I don't know if I mentioned it before, but could you just mix in seedless jams? I know they don't come in as many flavors, but it's an option...and a much cheaper one than those purees!

btrsktch Posted 23 May 2008 , 4:56pm
post #44 of 67

I would think a jam would affect the flavor because it would add so much extra sugar?

MichelleM77 Posted 23 May 2008 , 5:07pm
post #45 of 67

The purees contain sugar as well. I'm not going to do the math, but the puree has got 6 g of sugar per serving which is 28.35 grams, and the raspberry jam I looked at has 12 g of sugar per tablespoon which is 20 grams. Either way, we are talking about cookies here, so they are already made with sugar, just don't eat the whole batch! icon_smile.gif

MichelleM77 Posted 23 May 2008 , 5:09pm
post #46 of 67

.......and I was lookin at the banana puree ingredients. The red raspberry puree has 4 grams per serving. Just if anyone cared. icon_smile.gif

MichelleM77 Posted 16 Jun 2008 , 11:28pm
post #47 of 67

So did anyone ever order from her, Ulljas? If not, well it's too late. She is no longer selling them on Etsy and I guess the glass bead shop she had on Etsy was also closed down. There are some posts about it on an Etsy News site about her bakery in Texas being shut down by the state/county/whoever and her bead shop being closed down by Etsy due to the fact that she was lying about making the beads herself, selling other people's beads as her own, etc. Sheesh. Now we will never know how good they really are/were!

akgirl10 Posted 17 Jun 2008 , 6:35pm
post #48 of 67

It's so sad this thread was lost! I was thining of making some scoop cookies today, I'm going to do cherry chip, dried cherries with chocolate chunks. What I would really like is a recipe that's right in between shortbread and NFSC.

wolfsonmom Posted 20 Jun 2008 , 2:20pm
post #49 of 67

If she is out of business maybe she would be willing to sell her recipes. I would pay for the real thing.

MichelleM77 Posted 20 Jun 2008 , 2:26pm
post #50 of 67

I believe she moved to Italy. You can find her information on her jewelry website.

I love making them with the sugar cookie recipe. I took them to a boy scout dinner and they were a hit. I can't wait to try more flavors!

btrsktch Posted 20 Jun 2008 , 2:39pm
post #51 of 67

Why pay for something that a little legwork can lead you to?

If I had an original idea and it would be difficult to reproduce, then why not patent it? I assume the reason she never did it because its really easy to figure out (and it is!)

jen1977 Posted 20 Jun 2008 , 2:51pm
post #52 of 67

That was a quick move! I wonder if she *really* moved, or her website just says she did since she was shut down?

MichelleM77 Posted 20 Jun 2008 , 2:52pm
post #53 of 67

I agree.

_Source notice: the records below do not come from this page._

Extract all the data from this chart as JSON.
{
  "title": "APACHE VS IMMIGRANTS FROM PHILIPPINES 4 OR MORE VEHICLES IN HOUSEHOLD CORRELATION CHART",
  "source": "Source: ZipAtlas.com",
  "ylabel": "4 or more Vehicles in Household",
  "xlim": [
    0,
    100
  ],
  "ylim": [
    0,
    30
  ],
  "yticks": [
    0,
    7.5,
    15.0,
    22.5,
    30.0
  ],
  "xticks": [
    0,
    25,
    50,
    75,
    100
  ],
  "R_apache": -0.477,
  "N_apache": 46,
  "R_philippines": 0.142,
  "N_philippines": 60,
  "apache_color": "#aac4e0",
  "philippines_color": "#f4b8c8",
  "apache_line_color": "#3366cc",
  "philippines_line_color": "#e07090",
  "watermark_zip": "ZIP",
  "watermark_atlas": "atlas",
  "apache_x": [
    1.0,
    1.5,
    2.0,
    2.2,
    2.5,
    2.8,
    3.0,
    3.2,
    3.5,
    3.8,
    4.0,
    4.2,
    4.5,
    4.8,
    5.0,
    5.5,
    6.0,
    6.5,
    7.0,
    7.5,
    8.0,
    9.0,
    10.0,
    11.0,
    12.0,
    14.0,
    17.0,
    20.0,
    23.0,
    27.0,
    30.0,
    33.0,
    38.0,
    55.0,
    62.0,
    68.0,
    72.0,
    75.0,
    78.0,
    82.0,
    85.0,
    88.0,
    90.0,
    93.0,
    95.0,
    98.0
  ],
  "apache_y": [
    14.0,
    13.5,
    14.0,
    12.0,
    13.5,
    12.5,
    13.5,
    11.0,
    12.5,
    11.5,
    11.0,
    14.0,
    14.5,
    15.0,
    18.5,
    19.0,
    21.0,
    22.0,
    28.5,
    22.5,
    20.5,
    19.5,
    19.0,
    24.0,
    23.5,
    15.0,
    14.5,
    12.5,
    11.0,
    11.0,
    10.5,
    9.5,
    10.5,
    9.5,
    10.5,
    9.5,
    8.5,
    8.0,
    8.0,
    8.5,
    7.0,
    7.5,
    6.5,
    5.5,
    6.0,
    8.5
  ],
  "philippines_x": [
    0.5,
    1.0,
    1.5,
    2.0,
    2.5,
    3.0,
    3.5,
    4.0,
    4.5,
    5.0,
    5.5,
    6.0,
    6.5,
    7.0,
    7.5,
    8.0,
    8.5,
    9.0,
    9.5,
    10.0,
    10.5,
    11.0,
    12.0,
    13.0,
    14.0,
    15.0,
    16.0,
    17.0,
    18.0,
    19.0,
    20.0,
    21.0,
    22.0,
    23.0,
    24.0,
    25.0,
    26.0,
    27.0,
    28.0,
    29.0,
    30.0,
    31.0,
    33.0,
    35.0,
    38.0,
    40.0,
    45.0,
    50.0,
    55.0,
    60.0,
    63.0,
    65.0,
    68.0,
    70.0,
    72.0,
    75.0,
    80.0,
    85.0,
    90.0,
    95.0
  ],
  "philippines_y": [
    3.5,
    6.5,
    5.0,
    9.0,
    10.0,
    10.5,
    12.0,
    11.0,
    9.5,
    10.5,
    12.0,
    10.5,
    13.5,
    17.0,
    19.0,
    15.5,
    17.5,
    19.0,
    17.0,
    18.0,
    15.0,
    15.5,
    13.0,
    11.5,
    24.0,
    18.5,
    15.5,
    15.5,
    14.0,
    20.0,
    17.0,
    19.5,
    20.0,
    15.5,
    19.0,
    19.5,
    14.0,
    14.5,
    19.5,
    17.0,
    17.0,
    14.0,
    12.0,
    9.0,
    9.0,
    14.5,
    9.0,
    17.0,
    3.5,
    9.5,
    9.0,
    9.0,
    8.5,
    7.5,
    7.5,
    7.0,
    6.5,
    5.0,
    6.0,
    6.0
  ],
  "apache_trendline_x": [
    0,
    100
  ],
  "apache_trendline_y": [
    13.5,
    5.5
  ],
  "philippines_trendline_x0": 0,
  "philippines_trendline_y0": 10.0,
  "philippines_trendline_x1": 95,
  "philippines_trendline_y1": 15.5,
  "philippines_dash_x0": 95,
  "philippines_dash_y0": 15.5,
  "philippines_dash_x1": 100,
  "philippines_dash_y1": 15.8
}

I made them purely by accident! I love happy accidents. icon_smile.gif

MichelleM77 Posted 20 Jun 2008 , 3:05pm
post #54 of 67

There was some talk on this other website about her misleading people as to where she really was, was it a mother/daughter business and one was in Italy and one was in Texas, etc. Very confusing. From what I could tell, she was selling those cookies like hotcakes on Etsy!

akgirl10 Posted 20 Jun 2008 , 6:25pm
post #55 of 67

Well my shortbread recipe didn't work, the spread out a bit. But you had luck with a sugar cookie recipe? Maybe I'll try that tonight.

MichelleM77 Posted 20 Jun 2008 , 6:53pm
post #56 of 67

I really don't think it's the recipe. I don't know what a shortbread recipe is though. The NFSC doesn't spread, but I always bake the scoops frozen anyway.

7yyrt Posted 25 Jun 2008 , 6:57pm
post #57 of 67

I have some of her cookie scoop pictures.
As the website is gone, if anyone wants me to I could post them here.

Alliekat66 Posted 25 Jun 2008 , 7:41pm
post #58 of 67

I would love for you to! I'm new and I'm very interested! These sound really fun! So am I correct in understanding we don't have a certain recipe? And how do we get all the flavorings that look and taste as a flavored scoop would taste??
Thanks in advance!!

MichelleM77 Posted 25 Jun 2008 , 8:16pm
post #59 of 67

I've been making them with NFSC and a disher (scoop). I was thinking of adding a drop of flavoring (mint, cocoa powder, raspberry jam, etc.) and a coordinating drop of food coloring if needed.

Alliekat66 Posted 25 Jun 2008 , 8:25pm
post #60 of 67

Great! Thanks MichelleM77, I think I will start simple, but I know I will end up doing tons of experimenting!!